Pretty much when == is used to compare expressions, the expressions are passed through deparse. When deparse is run on an expression, it breaks it up into vectors that are 60L characters long, which is fine, but the R bug is when the comparison is only performed with the first element of the vector. That’s why only the end of the expressions seem to “not matter”.

Reporting the bug

I reported the findings to the r-devel mailing list

Where, even after botching my first listserv submission, I got a response from Martin Maechler (R-core)

Looking at that and its context, I think we (R core) should reconsider that implementation of ‘==’ which indeed does about the same thing as deparse {which also truncates at some point by default; something very very reasonable for error messages, but undesirable in other cases}.

But I think it’s fair expectation that comparing calls [“language”] with ‘==’ should compare the full call’s syntax even if that may occasionally be very long.

So it is actually a behavior that will get patched one day.

The fix

We ended up making changes to gradethis by using identical() while comparing quoted expressions.

u <- quote(f(x123456789012345678901234567890123456789012345678901234567890, 1))
s <- quote(f(x123456789012345678901234567890123456789012345678901234567890, 2))
identical(u, s)

[1] FALSE

Using identical() is a much better way when we are comparing code and results, because == will return a matrix when comparing 2 dataframes where using all has problems when there are NA missing values.
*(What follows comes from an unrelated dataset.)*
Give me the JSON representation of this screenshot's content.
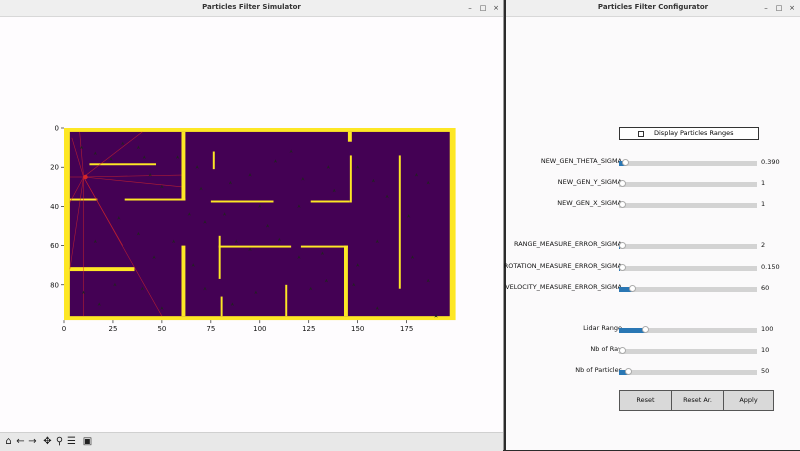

We want to see if the 2 vectors are the same

u <- c(1, 2, 3)
s <- c(1, 2, NA)
all(u == s)

[1] NA

We can remove missing values, but now when either the user code or solution code does contains an NA it gets ignored.

u <- c(1, 2, 3)
s <- c(1, 2, NA)
all(u == s, na.rm = TRUE)

[1] TRUE

u <- c(1, 2, NA)
s <- c(1, 2, 3)
all(u == s, na.rm = TRUE)

[1] TRUE

Now, we nudge toward using identical and raise a warning when we detect ==.

u <- c(1, 2, NA)
s <- c(1, 2, 3)
identical(u, s)

[1] FALSE

Does Donald Knuth owe me a dollar now?